15

I have saved a Gensim dictionary to disk. When I load it, the id2token attribute dict is not populated.

A simple piece of the code that saves the dictionary:

dictionary = corpora.Dictionary(tag_docs)
dictionary.save("tag_dictionary_lda.pkl")

Now when I load it (I'm loading it in an jupyter notebook), it still works fine for mapping tokens to IDs, but id2token does not work (I cannot map IDs to tokens) and in fact id2token is not populated at all.

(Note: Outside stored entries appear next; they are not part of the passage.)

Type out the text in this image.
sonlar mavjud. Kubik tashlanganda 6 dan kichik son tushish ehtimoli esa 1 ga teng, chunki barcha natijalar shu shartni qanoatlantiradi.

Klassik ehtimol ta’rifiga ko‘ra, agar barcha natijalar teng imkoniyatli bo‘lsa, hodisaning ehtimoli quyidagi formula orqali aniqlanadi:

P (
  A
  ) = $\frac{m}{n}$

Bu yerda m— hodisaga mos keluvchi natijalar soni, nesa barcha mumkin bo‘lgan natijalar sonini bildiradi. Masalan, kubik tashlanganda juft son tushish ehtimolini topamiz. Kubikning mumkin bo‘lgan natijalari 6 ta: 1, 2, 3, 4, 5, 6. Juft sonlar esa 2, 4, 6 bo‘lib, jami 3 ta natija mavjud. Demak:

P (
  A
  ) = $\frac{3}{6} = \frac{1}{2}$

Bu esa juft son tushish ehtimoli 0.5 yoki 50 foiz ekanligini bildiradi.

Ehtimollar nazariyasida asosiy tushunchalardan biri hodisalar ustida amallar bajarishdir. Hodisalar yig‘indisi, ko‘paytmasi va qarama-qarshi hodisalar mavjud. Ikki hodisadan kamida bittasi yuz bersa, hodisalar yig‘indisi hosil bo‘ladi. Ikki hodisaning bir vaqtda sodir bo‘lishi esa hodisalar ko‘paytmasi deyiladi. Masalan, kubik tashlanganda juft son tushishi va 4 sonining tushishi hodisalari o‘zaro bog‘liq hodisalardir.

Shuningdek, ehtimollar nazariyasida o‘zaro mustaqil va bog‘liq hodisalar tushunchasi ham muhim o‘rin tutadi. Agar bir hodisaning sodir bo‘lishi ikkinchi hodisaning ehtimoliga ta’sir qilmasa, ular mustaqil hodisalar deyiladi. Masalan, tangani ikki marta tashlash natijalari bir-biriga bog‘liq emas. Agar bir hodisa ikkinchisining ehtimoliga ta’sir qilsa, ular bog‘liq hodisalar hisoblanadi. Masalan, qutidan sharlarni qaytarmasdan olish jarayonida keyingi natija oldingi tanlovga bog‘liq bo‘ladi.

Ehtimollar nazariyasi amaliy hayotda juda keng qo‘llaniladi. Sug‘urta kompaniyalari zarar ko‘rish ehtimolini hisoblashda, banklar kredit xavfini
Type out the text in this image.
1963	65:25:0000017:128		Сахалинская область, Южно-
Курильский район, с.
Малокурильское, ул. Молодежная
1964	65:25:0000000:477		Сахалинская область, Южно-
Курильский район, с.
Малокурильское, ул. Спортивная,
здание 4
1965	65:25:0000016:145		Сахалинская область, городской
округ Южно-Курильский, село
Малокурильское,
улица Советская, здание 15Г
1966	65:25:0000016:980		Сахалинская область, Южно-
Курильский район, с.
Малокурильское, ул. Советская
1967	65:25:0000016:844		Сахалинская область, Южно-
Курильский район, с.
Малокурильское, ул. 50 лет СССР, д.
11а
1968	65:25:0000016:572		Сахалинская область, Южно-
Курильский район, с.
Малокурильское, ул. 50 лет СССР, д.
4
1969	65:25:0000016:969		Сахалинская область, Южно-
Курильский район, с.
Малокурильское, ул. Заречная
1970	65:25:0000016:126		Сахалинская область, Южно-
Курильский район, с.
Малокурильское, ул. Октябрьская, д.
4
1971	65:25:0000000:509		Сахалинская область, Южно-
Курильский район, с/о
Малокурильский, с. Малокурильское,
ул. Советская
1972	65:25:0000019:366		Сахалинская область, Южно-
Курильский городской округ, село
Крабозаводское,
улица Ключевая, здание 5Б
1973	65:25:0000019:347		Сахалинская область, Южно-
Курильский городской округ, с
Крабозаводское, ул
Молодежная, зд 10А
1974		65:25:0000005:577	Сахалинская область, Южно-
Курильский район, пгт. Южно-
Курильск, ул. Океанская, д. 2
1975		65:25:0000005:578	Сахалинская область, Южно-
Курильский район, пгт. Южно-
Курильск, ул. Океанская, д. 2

> dictionary = corpora.Dictionary.load("../data/tag_dictionary_lda.pkl")
> dictionary.token2id["love"]
Out: 1613

> dictionary.doc2bow(["love"])
Out: [(1613, 1)]

> dictionary.id2token[1613]
Out: 
---------------------------------------------------------------------------
KeyError                                  Traceback (most recent call last)
<ipython-input> in <module>()
----> 1 dictionary.id2token[1613]

KeyError: 1613

> list(dictionary.id2token.keys())
Out: []

Any thoughts?

cjrieds
  • 827
  • 8
  • 13

1 Answers1

30

You don't need the dictionary.id2token[1613] as you can use dictionary[1613] directly.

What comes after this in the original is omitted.